As fontes de informação são um elemento central em qualquer peça jornalística. Explicam factos, atribuem credibilidade ao que é difundido, transmitem confiança, contribuindo para um jornalismo rigoroso, transparente e imparcial. No caso da polémica que se instalou nos exames nacionais, há uma fonte insubstituível: o Ministério da Educação. O ministro deve apresentar rapidamente uma explicação sobre o que se passou, esclarecer as causas das falhas e anunciar um plano devidamente estruturado para minimizar o impacto de um processo de digitalização de provas que correu mal.
Um titular de um cargo público, um especialista, um cidadão que testemunha um acontecimento ou um documento podem constituir importantes fontes de informação. O valor de cada uma depende do conhecimento que possui sobre o que é notícia, da sua autoridade na matéria e da sua credibilidade pública. Quando falamos dos exames, os testemunhos dos professores envolvidos na correção das provas são fundamentais. São esses relatos que permitem identificar falhas de um sistema que está longe de funcionar (bem). Percorrendo vários média noticiosos, encontramos muitas citações que apontam para isso.

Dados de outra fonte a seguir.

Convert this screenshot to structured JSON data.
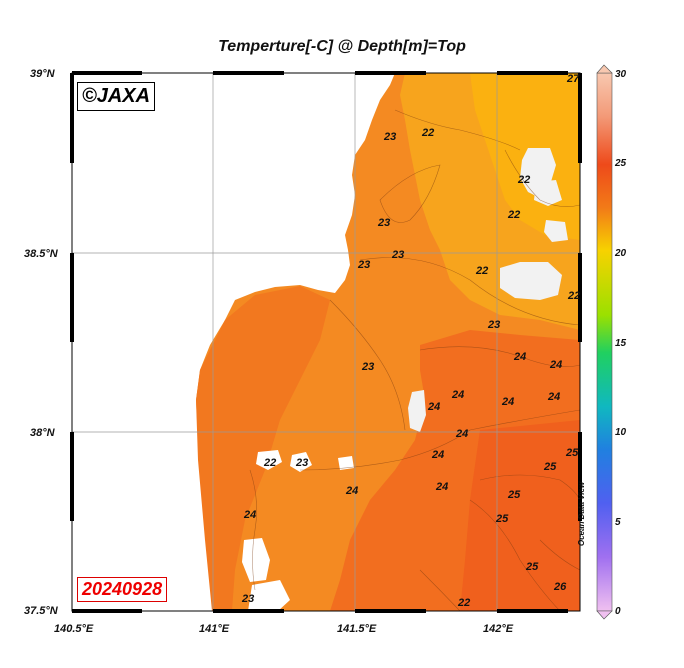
{
  "title": "Temperture[-C] @ Depth[m]=Top",
  "copyright": "©JAXA",
  "date_stamp": "20240928",
  "watermark": "Ocean Data View",
  "axes": {
    "lon_ticks": [
      "140.5°E",
      "141°E",
      "141.5°E",
      "142°E"
    ],
    "lat_ticks": [
      "39°N",
      "38.5°N",
      "38°N",
      "37.5°N"
    ]
  },
  "colorbar": {
    "ticks": [
      "30",
      "25",
      "20",
      "15",
      "10",
      "5",
      "0"
    ],
    "min": 0,
    "max": 30
  },
  "contour_labels": [
    "22",
    "22",
    "22",
    "22",
    "22",
    "23",
    "23",
    "23",
    "23",
    "23",
    "23",
    "23",
    "23",
    "24",
    "24",
    "24",
    "24",
    "24",
    "24",
    "24",
    "24",
    "24",
    "24",
    "25",
    "25",
    "25",
    "25",
    "25",
    "26",
    "27",
    "22",
    "24",
    "22"
  ],
  "colors": {
    "land": "#ffffff",
    "sea_warm": "#f3721f",
    "sea_mid": "#f79b22",
    "sea_cool": "#faa91e",
    "date_red": "#e00000"
  }
}
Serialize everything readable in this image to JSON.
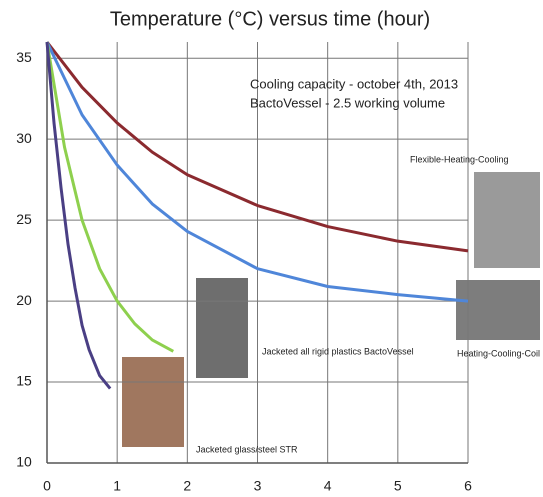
{
  "chart_data": {
    "type": "line",
    "title": "Temperature (°C) versus time (hour)",
    "xlim": [
      0,
      6
    ],
    "xticks": [
      0,
      1,
      2,
      3,
      4,
      5,
      6
    ],
    "ylim": [
      10,
      36
    ],
    "yticks": [
      10,
      15,
      20,
      25,
      30,
      35
    ],
    "grid": true,
    "series": [
      {
        "name": "Flexible-Heating-Cooling",
        "color": "#8b2a2f",
        "x": [
          0,
          0.5,
          1,
          1.5,
          2,
          3,
          4,
          5,
          6
        ],
        "values": [
          36,
          33.2,
          31,
          29.2,
          27.8,
          25.9,
          24.6,
          23.7,
          23.1
        ]
      },
      {
        "name": "Heating-Cooling-Coil",
        "color": "#4f86d9",
        "x": [
          0,
          0.5,
          1,
          1.5,
          2,
          3,
          4,
          5,
          6
        ],
        "values": [
          36,
          31.5,
          28.4,
          26,
          24.3,
          22,
          20.9,
          20.4,
          20
        ]
      },
      {
        "name": "Jacketed all rigid plastics BactoVessel",
        "color": "#8ed04e",
        "x": [
          0,
          0.25,
          0.5,
          0.75,
          1,
          1.25,
          1.5,
          1.8
        ],
        "values": [
          36,
          29.5,
          25,
          22,
          20,
          18.6,
          17.6,
          16.9
        ]
      },
      {
        "name": "Jacketed glass/steel STR",
        "color": "#4a3f84",
        "x": [
          0,
          0.1,
          0.2,
          0.3,
          0.4,
          0.5,
          0.6,
          0.75,
          0.9
        ],
        "values": [
          36,
          31,
          27,
          23.5,
          20.8,
          18.5,
          17,
          15.4,
          14.6
        ]
      }
    ],
    "annotations": [
      "Cooling capacity - october 4th, 2013",
      "BactoVessel - 2.5 working volume"
    ]
  }
}
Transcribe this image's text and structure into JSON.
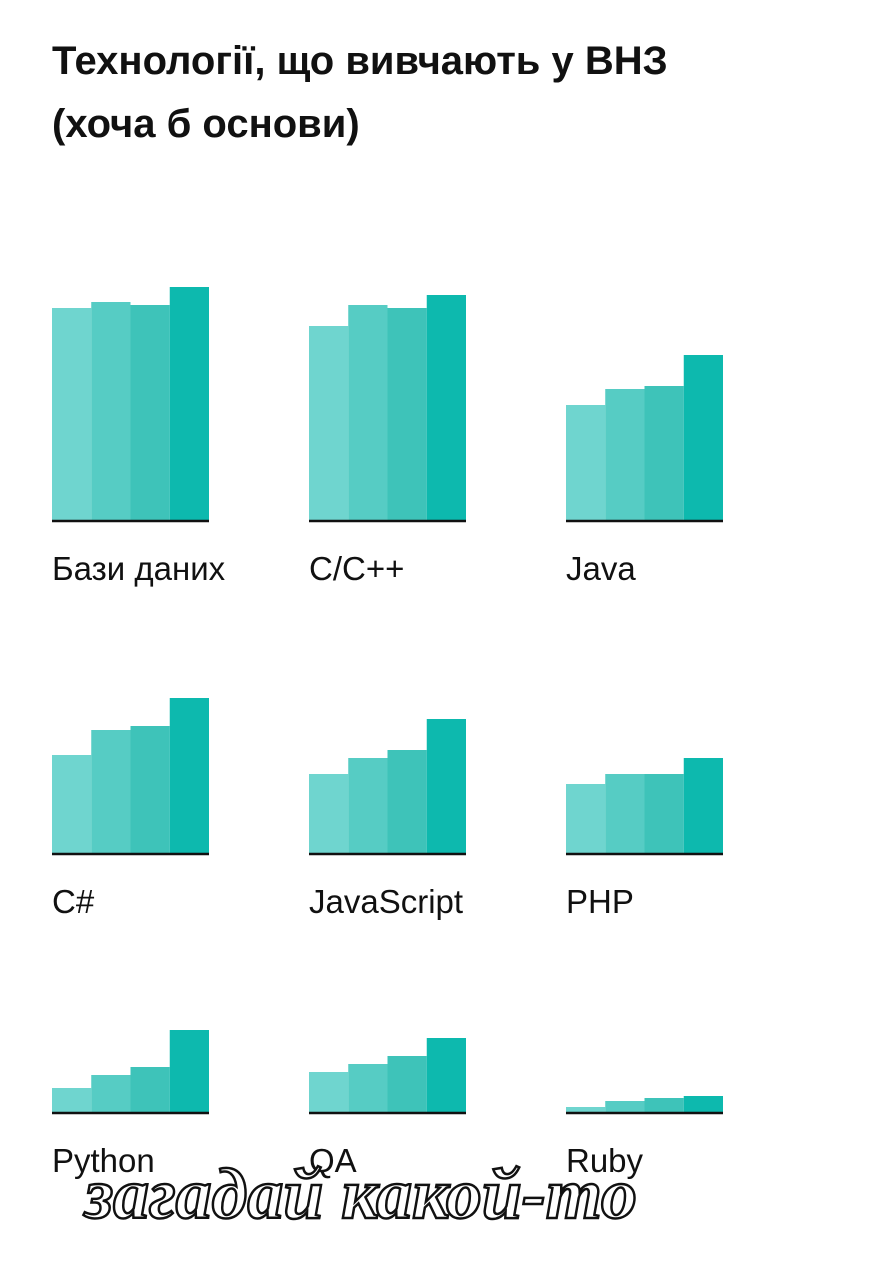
{
  "chart_data": {
    "type": "bar",
    "title": [
      "Технології, що вивчають у ВНЗ",
      "(хоча б основи)"
    ],
    "colors": [
      "#6fd5cf",
      "#56ccc4",
      "#3ec3b9",
      "#0db9ae"
    ],
    "ylim": [
      0,
      250
    ],
    "panels": [
      {
        "label": "Бази даних",
        "values": [
          212,
          218,
          215,
          233
        ]
      },
      {
        "label": "C/C++",
        "values": [
          194,
          215,
          212,
          225
        ]
      },
      {
        "label": "Java",
        "values": [
          115,
          131,
          134,
          165
        ]
      },
      {
        "label": "C#",
        "values": [
          98,
          123,
          127,
          155
        ]
      },
      {
        "label": "JavaScript",
        "values": [
          79,
          95,
          103,
          134
        ]
      },
      {
        "label": "PHP",
        "values": [
          69,
          79,
          79,
          95
        ]
      },
      {
        "label": "Python",
        "values": [
          24,
          37,
          45,
          82
        ]
      },
      {
        "label": "QA",
        "values": [
          40,
          48,
          56,
          74
        ]
      },
      {
        "label": "Ruby",
        "values": [
          5,
          11,
          14,
          16
        ]
      }
    ]
  },
  "watermark": "загадай какой-то"
}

Ora, perante este cenário, há duas perguntas que se impõem: quem foi o responsável pelo desenvolvimento e funcionamento da plataforma através da qual decorre a avaliação digital das provas e que explicações o Ministério da Educação dá perante disfuncionalidades tão significativas e com impacto em milhares de alunos e nas suas famílias?
No sábado, o “Público” tinha a seguinte manchete: “digitalização dos exames custou mais de sete milhões de euros em três anos”. Na peça, a jornalista Andreia Sanches escrevia que recorreu ao Portal Base, que centraliza informação sobre contratos públicos, para identificar as entidades com quem o Ministério da Educação celebrou relações contratuais. Recuou até 2023 e identificou várias empresas, algumas com contratos de valores muito expressivos. Para saber quem tinha uma intervenção neste processo, foi inquirindo os respetivos responsáveis. Uns asseguraram nada ter a ver com esse trabalho, outros invocaram “o estrito respeito pelos compromissos de confidencialidade assumidos”.
Poder-se-á discutir até que ponto uma empresa privada terá legitimidade para recusar informação de interesse público, mas essa margem de discricionariedade não pode ser concedida ao Ministério da Educação que, enquanto responsável máximo do sistema educativo, tem o dever de prestar todos os esclarecimentos. Um comunicado é insuficiente. Precisamos que o ministro fale formalmente desta questão. Quanto mais tempo passar, mais se adensa a polémica e isso é péssimo para todos. Para além do futuro de muitos alunos, está em causa a confiança no sistema de acesso ao Ensino Superior.